While most colleges aren’t so stringent as to demand particular courses during your last year, it becomes a matter of foresight and preparation to take courses that will at least reinforce the accumulated knowledge that got you into college in the first place. What some colleges are doing is to ask for which courses you’re taking prior to your senior year to see precisely how easy is the street you intend to take – and taking courses that test your acquired skills not only reflect well on the application, and in potential interviews, but they’ll also keep you honed for the upcoming semester. Some schools also require mid-year reports from guidance counselors to keep the admissions office on track of the academic performance of accepted applicants.
Taking courses your senior year, and doing well in them, also presents the opportunity to take a proactive approach towards preparing for college. While maintaining your academic skills is a good practice, you can take it a step farther with Advanced Placement classes, which earn you college credit depending on your grade on the AP exam(s). Also, taking demanding courses during your senior year also benefits you by training you to deal with academic burnout – an experience many college freshman struggle with towards the middle of the semester, and in no small part because they’d forgotten how to handle a heavy workload.

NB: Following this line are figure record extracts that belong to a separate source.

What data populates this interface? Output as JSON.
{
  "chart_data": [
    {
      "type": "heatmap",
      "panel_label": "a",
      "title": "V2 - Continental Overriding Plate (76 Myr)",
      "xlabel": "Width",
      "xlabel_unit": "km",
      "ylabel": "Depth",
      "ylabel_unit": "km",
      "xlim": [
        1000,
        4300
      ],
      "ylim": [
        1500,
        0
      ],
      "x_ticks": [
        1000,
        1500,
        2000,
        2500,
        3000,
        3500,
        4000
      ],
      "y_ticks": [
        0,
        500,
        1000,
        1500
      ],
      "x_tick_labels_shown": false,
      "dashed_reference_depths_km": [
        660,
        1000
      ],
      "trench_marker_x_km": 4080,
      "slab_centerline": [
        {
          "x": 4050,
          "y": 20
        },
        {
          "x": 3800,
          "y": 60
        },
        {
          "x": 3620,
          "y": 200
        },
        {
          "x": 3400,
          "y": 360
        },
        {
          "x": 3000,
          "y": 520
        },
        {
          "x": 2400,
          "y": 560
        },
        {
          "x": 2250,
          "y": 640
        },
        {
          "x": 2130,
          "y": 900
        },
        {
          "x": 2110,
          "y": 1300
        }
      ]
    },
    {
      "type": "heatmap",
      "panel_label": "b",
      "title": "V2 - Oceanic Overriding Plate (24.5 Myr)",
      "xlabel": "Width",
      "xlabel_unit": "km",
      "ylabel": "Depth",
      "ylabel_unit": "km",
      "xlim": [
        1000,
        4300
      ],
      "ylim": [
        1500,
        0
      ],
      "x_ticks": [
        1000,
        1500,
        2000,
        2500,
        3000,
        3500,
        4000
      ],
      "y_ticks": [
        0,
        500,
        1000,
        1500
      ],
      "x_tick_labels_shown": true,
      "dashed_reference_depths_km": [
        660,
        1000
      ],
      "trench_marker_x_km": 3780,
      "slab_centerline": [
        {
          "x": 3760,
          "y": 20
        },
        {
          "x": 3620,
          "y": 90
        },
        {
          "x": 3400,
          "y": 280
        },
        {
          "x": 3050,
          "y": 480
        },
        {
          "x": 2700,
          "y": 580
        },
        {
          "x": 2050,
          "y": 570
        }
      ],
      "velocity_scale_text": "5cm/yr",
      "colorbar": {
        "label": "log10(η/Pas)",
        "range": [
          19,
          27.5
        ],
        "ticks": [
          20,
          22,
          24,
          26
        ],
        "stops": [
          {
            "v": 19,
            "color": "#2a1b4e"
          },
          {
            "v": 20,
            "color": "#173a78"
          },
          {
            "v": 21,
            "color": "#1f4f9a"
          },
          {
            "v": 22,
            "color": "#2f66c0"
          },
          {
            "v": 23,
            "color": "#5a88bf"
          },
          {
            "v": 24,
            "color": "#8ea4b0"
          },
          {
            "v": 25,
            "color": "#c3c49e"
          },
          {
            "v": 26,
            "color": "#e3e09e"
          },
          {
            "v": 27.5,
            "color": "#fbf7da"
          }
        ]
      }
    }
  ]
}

I know it sounds trite and unnecessarily onerous, like the types of things parents would tell you when you were a kid (“Eat your vegetables because they build character, and I told you to”). But you could reach a balance that’s right for you – such as taking less overall courses your senior year, but taking APs instead of the normal ones – and you’d still look okay for prospective schools. Of course, the more APs you take, the easier it will be for you in school – finally, for the first time in school, initiative actually has a tangible payoff, and not in the ‘extra credit’ kind.
There are sometimes recourses to taking classes in the traditional sense, too. For instance, sometimes it can be negotiated with your high school to offer class credit for an academic internship, which is usually in the field of your choice. It’s best arranged prior to your senior year, so you should be prepared to commit to it; all you need to do is look online, or in the classifieds, for a local business (a law firm, or for a court, or shadowing doctors, et cetera) that are interested in high school interns. You could always inquire in person if they aren’t directly advertising. Have them write a letter to your school stating their desire to work with you, and your weekly responsibilities, and if your school gives it the ‘okay’ you could be excused for a number of class hours for the internship. Or check out dual-enrollment courses in a local community college – you may be able to complete courses with the same function as APs, while getting a taste of the real thing.
In short, the grades you get in your senior year of high school do more to keep tabs for colleges than they do offer you updates on your academic standing – after all, your academic world is poised to change within a short span of months. But there’s little you can do about the situation but make the best of it – and by looking for productive and unique ways to spend your senior year, you may be doing more to impress colleges even if you’d kept up the schoolwork!